Coronavirus Baselland, Stand 19. April, 14 Uhr: 803 bestätigte Fälle (+5 gegenüber Vortag); 25 verstorbene Personen (-); 653 Personen (+17) sind genesen.

Coronavirus Basel-Stadt, Stand 19. April, 10 Uhr: 932 positive Fälle (+3 gegenüber Vortag); 40 Todesfälle (-); 764 Personen sind genesen.

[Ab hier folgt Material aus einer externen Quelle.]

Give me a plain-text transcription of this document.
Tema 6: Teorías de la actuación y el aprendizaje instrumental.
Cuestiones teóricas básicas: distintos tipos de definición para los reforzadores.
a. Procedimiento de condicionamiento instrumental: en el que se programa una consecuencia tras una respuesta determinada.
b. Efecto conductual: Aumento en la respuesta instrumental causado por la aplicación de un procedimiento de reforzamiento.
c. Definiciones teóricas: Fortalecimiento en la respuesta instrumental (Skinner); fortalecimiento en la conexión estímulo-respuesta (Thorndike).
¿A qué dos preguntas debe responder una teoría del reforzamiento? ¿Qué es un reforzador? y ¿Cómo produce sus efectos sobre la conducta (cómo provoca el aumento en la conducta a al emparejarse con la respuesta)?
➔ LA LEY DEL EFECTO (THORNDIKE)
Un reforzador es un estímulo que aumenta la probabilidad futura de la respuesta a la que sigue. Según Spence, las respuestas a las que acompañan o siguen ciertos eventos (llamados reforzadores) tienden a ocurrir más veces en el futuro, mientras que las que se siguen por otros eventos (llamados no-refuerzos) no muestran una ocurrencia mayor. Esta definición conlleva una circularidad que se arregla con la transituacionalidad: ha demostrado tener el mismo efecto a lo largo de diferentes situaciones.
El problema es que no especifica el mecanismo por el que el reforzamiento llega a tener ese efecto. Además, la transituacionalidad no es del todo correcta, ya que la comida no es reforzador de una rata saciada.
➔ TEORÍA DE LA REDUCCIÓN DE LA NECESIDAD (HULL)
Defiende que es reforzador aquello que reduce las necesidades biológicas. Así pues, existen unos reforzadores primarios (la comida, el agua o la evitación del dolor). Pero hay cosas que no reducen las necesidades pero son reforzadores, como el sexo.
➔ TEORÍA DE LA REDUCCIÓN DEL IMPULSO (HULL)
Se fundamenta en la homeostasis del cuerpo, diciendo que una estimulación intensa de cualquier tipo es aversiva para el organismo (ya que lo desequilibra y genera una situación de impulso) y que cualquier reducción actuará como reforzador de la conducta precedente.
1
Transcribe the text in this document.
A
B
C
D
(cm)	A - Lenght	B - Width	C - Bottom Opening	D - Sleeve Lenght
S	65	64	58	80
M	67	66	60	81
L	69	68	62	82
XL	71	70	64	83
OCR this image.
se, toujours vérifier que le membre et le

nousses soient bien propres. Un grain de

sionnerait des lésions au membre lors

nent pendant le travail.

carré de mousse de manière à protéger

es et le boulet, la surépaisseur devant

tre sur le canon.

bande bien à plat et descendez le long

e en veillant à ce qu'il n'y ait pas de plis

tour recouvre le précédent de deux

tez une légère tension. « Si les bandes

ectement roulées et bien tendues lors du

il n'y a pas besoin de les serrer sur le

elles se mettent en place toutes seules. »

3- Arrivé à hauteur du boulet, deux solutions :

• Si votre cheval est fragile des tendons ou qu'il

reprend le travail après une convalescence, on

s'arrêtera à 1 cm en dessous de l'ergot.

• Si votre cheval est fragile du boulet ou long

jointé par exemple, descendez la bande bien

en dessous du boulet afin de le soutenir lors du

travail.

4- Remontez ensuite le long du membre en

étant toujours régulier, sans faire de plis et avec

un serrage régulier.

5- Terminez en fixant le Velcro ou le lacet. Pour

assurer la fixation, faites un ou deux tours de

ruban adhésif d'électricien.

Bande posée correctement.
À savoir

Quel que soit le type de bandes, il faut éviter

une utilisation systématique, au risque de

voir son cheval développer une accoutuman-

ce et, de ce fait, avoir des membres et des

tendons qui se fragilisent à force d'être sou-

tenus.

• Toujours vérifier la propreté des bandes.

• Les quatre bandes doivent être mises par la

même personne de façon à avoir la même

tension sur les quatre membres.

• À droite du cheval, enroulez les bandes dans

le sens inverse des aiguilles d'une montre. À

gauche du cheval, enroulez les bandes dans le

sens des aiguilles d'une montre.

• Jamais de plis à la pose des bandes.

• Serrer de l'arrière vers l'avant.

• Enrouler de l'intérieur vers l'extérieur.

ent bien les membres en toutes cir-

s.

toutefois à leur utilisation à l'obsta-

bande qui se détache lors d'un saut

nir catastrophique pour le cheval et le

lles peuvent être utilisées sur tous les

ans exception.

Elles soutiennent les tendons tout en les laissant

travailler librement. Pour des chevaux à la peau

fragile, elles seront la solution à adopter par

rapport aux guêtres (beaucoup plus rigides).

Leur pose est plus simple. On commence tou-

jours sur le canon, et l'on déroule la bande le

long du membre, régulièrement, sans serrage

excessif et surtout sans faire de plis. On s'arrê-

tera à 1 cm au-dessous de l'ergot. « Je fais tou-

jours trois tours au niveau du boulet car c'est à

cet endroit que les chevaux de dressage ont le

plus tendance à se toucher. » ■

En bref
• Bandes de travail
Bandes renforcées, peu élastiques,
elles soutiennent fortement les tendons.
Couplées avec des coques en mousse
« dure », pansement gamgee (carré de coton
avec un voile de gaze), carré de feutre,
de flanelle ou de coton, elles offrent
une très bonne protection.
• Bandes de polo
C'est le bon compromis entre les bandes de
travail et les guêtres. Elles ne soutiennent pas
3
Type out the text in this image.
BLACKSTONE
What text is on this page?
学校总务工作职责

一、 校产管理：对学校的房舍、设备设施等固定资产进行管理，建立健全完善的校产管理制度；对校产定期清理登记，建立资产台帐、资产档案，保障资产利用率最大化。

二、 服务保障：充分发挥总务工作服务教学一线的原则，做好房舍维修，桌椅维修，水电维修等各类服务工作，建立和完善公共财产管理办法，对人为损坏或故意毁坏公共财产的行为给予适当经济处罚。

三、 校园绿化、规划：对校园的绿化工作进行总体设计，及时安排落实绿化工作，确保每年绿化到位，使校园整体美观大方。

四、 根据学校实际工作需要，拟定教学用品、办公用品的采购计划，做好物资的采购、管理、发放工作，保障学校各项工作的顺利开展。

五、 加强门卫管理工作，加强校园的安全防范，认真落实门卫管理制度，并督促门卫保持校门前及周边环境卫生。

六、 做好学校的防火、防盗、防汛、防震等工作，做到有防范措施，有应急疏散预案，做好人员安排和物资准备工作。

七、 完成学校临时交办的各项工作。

Zahlen zu den Hospitalisationen sind am Dienstag wieder verfügbar.

Coronavirus Baselland, Stand 18. April, 14 Uhr: 798 bestätigte Fälle (+4 gegenüber Vortag); 25 verstorbene Personen (-); 636 Personen (+4) sind genesen.

Coronavirus Basel-Stadt, Stand 18. April, 9 Uhr: 929 positive Fälle (+6 gegenüber Vortag); 40 Todesfälle (+3); 753 Personen sind genesen. Zahlen zu den Hospitalisationen sind am Dienstag wieder verfügbar.

Coronavirus Baselland, Stand 17. April, 14 Uhr: 794 bestätigte Fälle (+13 gegenüber Vortag); 25 verstorbene Personen (-); 632 Personen (+9) sind genesen.

Coronavirus Basel-Stadt, Stand 17. April, 9 Uhr: 923 positive Fälle (+6 gegenüber Vortag); 37 Todesfälle (-); 720 Personen sind genesen; 68 Personen (davon 50 aus BS) hospitalisiert; 7 Personen (+1) benötigen Intensivpflege.

Der Liestaler Banntag vom 18. Mai findet nicht statt; Datum für den nächsten Banntag: 10. Mai 2021.

Coronavirus Baselland, Stand 16. April, 14 Uhr: 781 bestätigte Fälle (+13 gegenüber Vortag); 25 verstorbene Personen (-); 623 Personen (+13) sind genesen.

Coronavirus Basel-Stadt, Stand 16. April, 9 Uhr: 917 positive Fälle (+8 gegenüber Vortag); 37 Todesfälle (+1); 711 Personen sind genesen; 76 Personen (davon 54 aus BS) hospitalisiert; 6 Personen (-1) benötigen Intensivpflege.

Coronavirus Baselland, Stand 15. April, 14 Uhr: 768 bestätigte Fälle (+13 gegenüber Vortag); 25 verstorbene Personen (-); 610 Personen (+13) sind genesen.

Coronavirus Basel-Stadt, Stand 15. April, 10 Uhr: 909 positive Fälle (+10 gegenüber Vortag); 36 Todesfälle (+2); 682 Personen sind genesen; 80 Personen (davon 58 aus BS) hospitalisiert; 7 Personen (-2) benötigen Intensivpflege.

Coronavirus Baselland, Stand 14. April, 14 Uhr: 755 bestätigte Fälle (+6 gegenüber Vortag); 25 verstorbene Personen (+1); 597 Personen (+27) sind genesen.

Coronavirus Basel-Stadt, Stand 14. April, 10 Uhr: 899 positive Fälle (+6 gegenüber vorgestern); 34 Todesfälle (-); 663 Personen sind genesen; 86 Personen (davon 61 aus BS) hospitalisiert; 9 Personen (-3) benötigen Intensivpflege.